It's all irrelevant, the inquisition can end. I took the betta out almost a week ago, he was making the goldfish unhappy. He is out of the cup and in a hang-on barracks thing elsewhere.

I just like to give my bettas a chance to live in a real tank with things to explore and stuff to do. Such intelligent fish being stuck in a small space with nothing to occupy their mind seems sad.



> goldfish are coldwater fish


 not true



> They are not compatible and should not be housed together.


 debatable



> *Why?*


 he had failed in every other tank I tried.


And for the record, the tank is very overfiltered with large frequent waterchanges. The goldies have a jet of water so they can "struggle upstream" for fun and very calm waters for napping. It's not hard to provide both states with a little thought. It's not a show tank for people, it's a home and playground for fish. That nasty betta was having a blast. Nothing has changed except the removal of one fish and the goldies are back to being happy as can be. The only apparent issue was a mean betta.
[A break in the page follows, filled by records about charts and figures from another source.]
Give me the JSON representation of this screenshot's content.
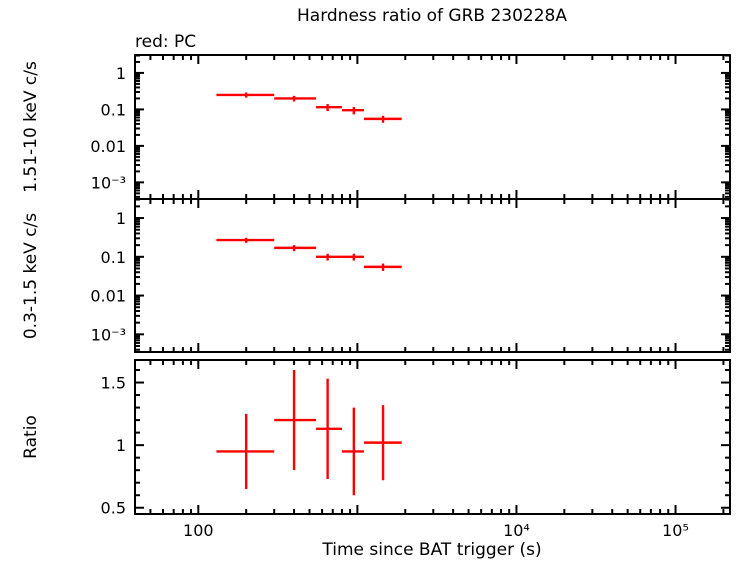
{
  "chart_data": {
    "type": "scatter",
    "title": "Hardness ratio of GRB 230228A",
    "annotation": "red: PC",
    "xlabel": "Time since BAT trigger (s)",
    "x_scale": "log",
    "xlim": [
      40,
      220000
    ],
    "xticks": [
      {
        "v": 100,
        "label": "100"
      },
      {
        "v": 1000,
        "label": ""
      },
      {
        "v": 10000,
        "label": "10⁴"
      },
      {
        "v": 100000,
        "label": "10⁵"
      }
    ],
    "grid": false,
    "data_color": "#ff0000",
    "axis_color": "#000000",
    "panels": [
      {
        "name": "hard-band",
        "ylabel": "1.51-10 keV c/s",
        "y_scale": "log",
        "ylim": [
          0.00035,
          3.1
        ],
        "yticks": [
          {
            "v": 1,
            "label": "1"
          },
          {
            "v": 0.1,
            "label": "0.1"
          },
          {
            "v": 0.01,
            "label": "0.01"
          },
          {
            "v": 0.001,
            "label": "10⁻³"
          }
        ],
        "points": [
          {
            "t": 200,
            "tlo": 130,
            "thi": 300,
            "y": 0.25,
            "yerr": 0.04
          },
          {
            "t": 400,
            "tlo": 300,
            "thi": 550,
            "y": 0.2,
            "yerr": 0.035
          },
          {
            "t": 650,
            "tlo": 550,
            "thi": 800,
            "y": 0.115,
            "yerr": 0.025
          },
          {
            "t": 950,
            "tlo": 800,
            "thi": 1100,
            "y": 0.095,
            "yerr": 0.022
          },
          {
            "t": 1450,
            "tlo": 1100,
            "thi": 1900,
            "y": 0.055,
            "yerr": 0.012
          }
        ]
      },
      {
        "name": "soft-band",
        "ylabel": "0.3-1.5 keV c/s",
        "y_scale": "log",
        "ylim": [
          0.00035,
          3.1
        ],
        "yticks": [
          {
            "v": 1,
            "label": "1"
          },
          {
            "v": 0.1,
            "label": "0.1"
          },
          {
            "v": 0.01,
            "label": "0.01"
          },
          {
            "v": 0.001,
            "label": "10⁻³"
          }
        ],
        "points": [
          {
            "t": 200,
            "tlo": 130,
            "thi": 300,
            "y": 0.27,
            "yerr": 0.04
          },
          {
            "t": 400,
            "tlo": 300,
            "thi": 550,
            "y": 0.17,
            "yerr": 0.03
          },
          {
            "t": 650,
            "tlo": 550,
            "thi": 800,
            "y": 0.1,
            "yerr": 0.02
          },
          {
            "t": 950,
            "tlo": 800,
            "thi": 1100,
            "y": 0.1,
            "yerr": 0.02
          },
          {
            "t": 1450,
            "tlo": 1100,
            "thi": 1900,
            "y": 0.055,
            "yerr": 0.012
          }
        ]
      },
      {
        "name": "ratio",
        "ylabel": "Ratio",
        "y_scale": "linear",
        "ylim": [
          0.45,
          1.68
        ],
        "yticks": [
          {
            "v": 0.5,
            "label": "0.5"
          },
          {
            "v": 1,
            "label": "1"
          },
          {
            "v": 1.5,
            "label": "1.5"
          }
        ],
        "points": [
          {
            "t": 200,
            "tlo": 130,
            "thi": 300,
            "y": 0.95,
            "yerr": 0.3
          },
          {
            "t": 400,
            "tlo": 300,
            "thi": 550,
            "y": 1.2,
            "yerr": 0.4
          },
          {
            "t": 650,
            "tlo": 550,
            "thi": 800,
            "y": 1.13,
            "yerr": 0.4
          },
          {
            "t": 950,
            "tlo": 800,
            "thi": 1100,
            "y": 0.95,
            "yerr": 0.35
          },
          {
            "t": 1450,
            "tlo": 1100,
            "thi": 1900,
            "y": 1.02,
            "yerr": 0.3
          }
        ]
      }
    ]
  }
}
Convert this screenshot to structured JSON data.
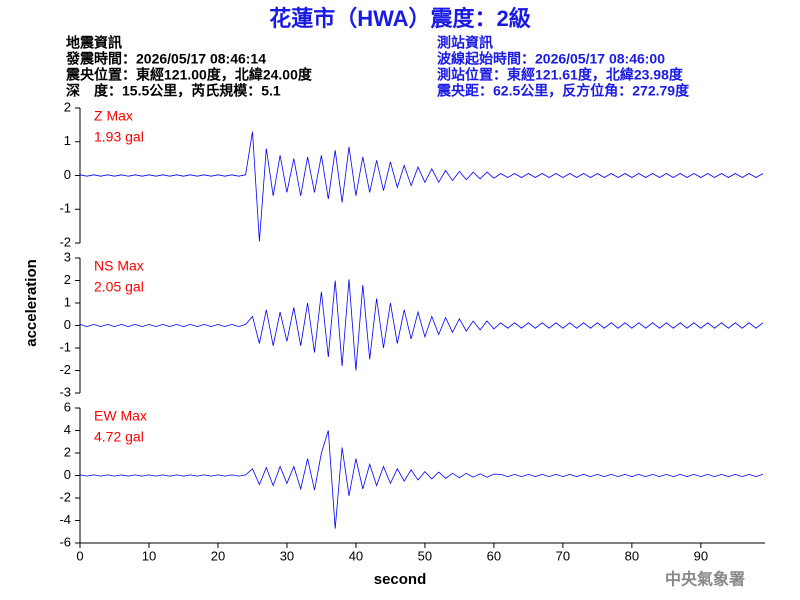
{
  "header": {
    "title": "花蓮市（HWA）震度：2級",
    "left": [
      "地震資訊",
      "發震時間：2026/05/17 08:46:14",
      "震央位置：東經121.00度，北緯24.00度",
      "深　度：15.5公里，芮氏規模：5.1"
    ],
    "right": [
      "測站資訊",
      "波線起始時間：2026/05/17 08:46:00",
      "測站位置：東經121.61度，北緯23.98度",
      "震央距：62.5公里，反方位角：272.79度"
    ]
  },
  "footer": "中央氣象署",
  "chart_data": {
    "type": "line",
    "color": "#0000ff",
    "annotation_color": "#ff0000",
    "xlabel": "second",
    "ylabel": "acceleration",
    "xlim": [
      0,
      99.3
    ],
    "xticks": [
      0,
      10,
      20,
      30,
      40,
      50,
      60,
      70,
      80,
      90
    ],
    "x": [
      0,
      1,
      2,
      3,
      4,
      5,
      6,
      7,
      8,
      9,
      10,
      11,
      12,
      13,
      14,
      15,
      16,
      17,
      18,
      19,
      20,
      21,
      22,
      23,
      24,
      25,
      26,
      27,
      28,
      29,
      30,
      31,
      32,
      33,
      34,
      35,
      36,
      37,
      38,
      39,
      40,
      41,
      42,
      43,
      44,
      45,
      46,
      47,
      48,
      49,
      50,
      51,
      52,
      53,
      54,
      55,
      56,
      57,
      58,
      59,
      60,
      61,
      62,
      63,
      64,
      65,
      66,
      67,
      68,
      69,
      70,
      71,
      72,
      73,
      74,
      75,
      76,
      77,
      78,
      79,
      80,
      81,
      82,
      83,
      84,
      85,
      86,
      87,
      88,
      89,
      90,
      91,
      92,
      93,
      94,
      95,
      96,
      97,
      98,
      99
    ],
    "panels": [
      {
        "name": "Z Max",
        "max_label": "1.93 gal",
        "ylim": [
          -2,
          2
        ],
        "yticks": [
          -2,
          -1,
          0,
          1,
          2
        ],
        "values": [
          0.02,
          -0.02,
          0.02,
          -0.02,
          0.02,
          -0.02,
          0.02,
          -0.02,
          0.02,
          -0.02,
          0.02,
          -0.02,
          0.02,
          -0.02,
          0.02,
          -0.02,
          0.02,
          -0.02,
          0.02,
          -0.02,
          0.02,
          -0.02,
          0.02,
          -0.02,
          0.02,
          1.3,
          -1.95,
          0.8,
          -0.6,
          0.6,
          -0.5,
          0.5,
          -0.6,
          0.55,
          -0.5,
          0.6,
          -0.7,
          0.75,
          -0.8,
          0.85,
          -0.6,
          0.55,
          -0.5,
          0.45,
          -0.45,
          0.4,
          -0.35,
          0.3,
          -0.3,
          0.25,
          -0.2,
          0.2,
          -0.2,
          0.15,
          -0.15,
          0.12,
          -0.12,
          0.1,
          -0.1,
          0.1,
          -0.08,
          0.06,
          -0.06,
          0.06,
          -0.06,
          0.06,
          -0.06,
          0.06,
          -0.06,
          0.06,
          -0.06,
          0.06,
          -0.06,
          0.06,
          -0.06,
          0.06,
          -0.06,
          0.06,
          -0.06,
          0.06,
          -0.06,
          0.06,
          -0.06,
          0.06,
          -0.06,
          0.06,
          -0.06,
          0.06,
          -0.06,
          0.06,
          -0.06,
          0.06,
          -0.06,
          0.06,
          -0.06,
          0.06,
          -0.06,
          0.06,
          -0.06,
          0.06
        ]
      },
      {
        "name": "NS Max",
        "max_label": "2.05 gal",
        "ylim": [
          -3,
          3
        ],
        "yticks": [
          -3,
          -2,
          -1,
          0,
          1,
          2,
          3
        ],
        "values": [
          0.05,
          -0.05,
          0.05,
          -0.05,
          0.05,
          -0.05,
          0.05,
          -0.05,
          0.05,
          -0.05,
          0.05,
          -0.05,
          0.05,
          -0.05,
          0.05,
          -0.05,
          0.05,
          -0.05,
          0.05,
          -0.05,
          0.05,
          -0.05,
          0.05,
          -0.05,
          0.05,
          0.4,
          -0.8,
          0.7,
          -0.9,
          0.6,
          -0.7,
          0.8,
          -0.9,
          1.0,
          -1.2,
          1.5,
          -1.4,
          2.0,
          -1.8,
          2.05,
          -2.0,
          1.8,
          -1.5,
          1.2,
          -1.0,
          1.0,
          -0.8,
          0.7,
          -0.6,
          0.6,
          -0.5,
          0.4,
          -0.4,
          0.35,
          -0.3,
          0.3,
          -0.25,
          0.2,
          -0.2,
          0.2,
          -0.15,
          0.12,
          -0.12,
          0.12,
          -0.12,
          0.12,
          -0.12,
          0.12,
          -0.12,
          0.12,
          -0.12,
          0.12,
          -0.12,
          0.12,
          -0.12,
          0.12,
          -0.12,
          0.12,
          -0.12,
          0.12,
          -0.12,
          0.12,
          -0.12,
          0.12,
          -0.12,
          0.12,
          -0.12,
          0.12,
          -0.12,
          0.12,
          -0.12,
          0.12,
          -0.12,
          0.12,
          -0.12,
          0.12,
          -0.12,
          0.12,
          -0.12,
          0.12
        ]
      },
      {
        "name": "EW Max",
        "max_label": "4.72 gal",
        "ylim": [
          -6,
          6
        ],
        "yticks": [
          -6,
          -4,
          -2,
          0,
          2,
          4,
          6
        ],
        "values": [
          0.05,
          -0.05,
          0.05,
          -0.05,
          0.05,
          -0.05,
          0.05,
          -0.05,
          0.05,
          -0.05,
          0.05,
          -0.05,
          0.05,
          -0.05,
          0.05,
          -0.05,
          0.05,
          -0.05,
          0.05,
          -0.05,
          0.05,
          -0.05,
          0.05,
          -0.05,
          0.05,
          0.6,
          -0.8,
          0.7,
          -0.9,
          0.8,
          -0.7,
          0.8,
          -1.2,
          1.5,
          -1.3,
          2.0,
          4.0,
          -4.72,
          2.5,
          -1.8,
          1.5,
          -1.2,
          1.0,
          -0.9,
          0.8,
          -0.7,
          0.6,
          -0.5,
          0.5,
          -0.4,
          0.35,
          -0.3,
          0.3,
          -0.25,
          0.2,
          -0.2,
          0.2,
          -0.15,
          0.15,
          -0.15,
          0.12,
          0.1,
          -0.1,
          0.1,
          -0.1,
          0.1,
          -0.1,
          0.1,
          -0.1,
          0.1,
          -0.1,
          0.1,
          -0.1,
          0.1,
          -0.1,
          0.1,
          -0.1,
          0.1,
          -0.1,
          0.1,
          -0.1,
          0.1,
          -0.1,
          0.1,
          -0.1,
          0.1,
          -0.1,
          0.1,
          -0.1,
          0.1,
          -0.1,
          0.1,
          -0.1,
          0.1,
          -0.1,
          0.1,
          -0.1,
          0.1,
          -0.1,
          0.1
        ]
      }
    ]
  }
}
I specifically left out PKs in the original question because I would expect them to be more aggressive. I have only had one crowntail and just in case he is any representation of the type I will NOT be getting another. I only got him because he was a combo of colors I simple could not find in any other form.

Christine, your fish all have excellent dispositions. Not a grouch in the bunch. One girl is dominant but the three are all very peaceful. One likes to hide in a cave then jumps out when one of her sisters swims by, like a kitten in a paperbag. No one gets bars so it seems to be play. I didn't know they did stuff like that.

Only 2 boys are still in barracks, made for 4 fish for a 20G long, only the center divider is in. Both have been loose in the tank but the free one just flares and glares at the other so they stay in the barracks with the opaque divider. It will just be another couple of weeks. 

violet


----------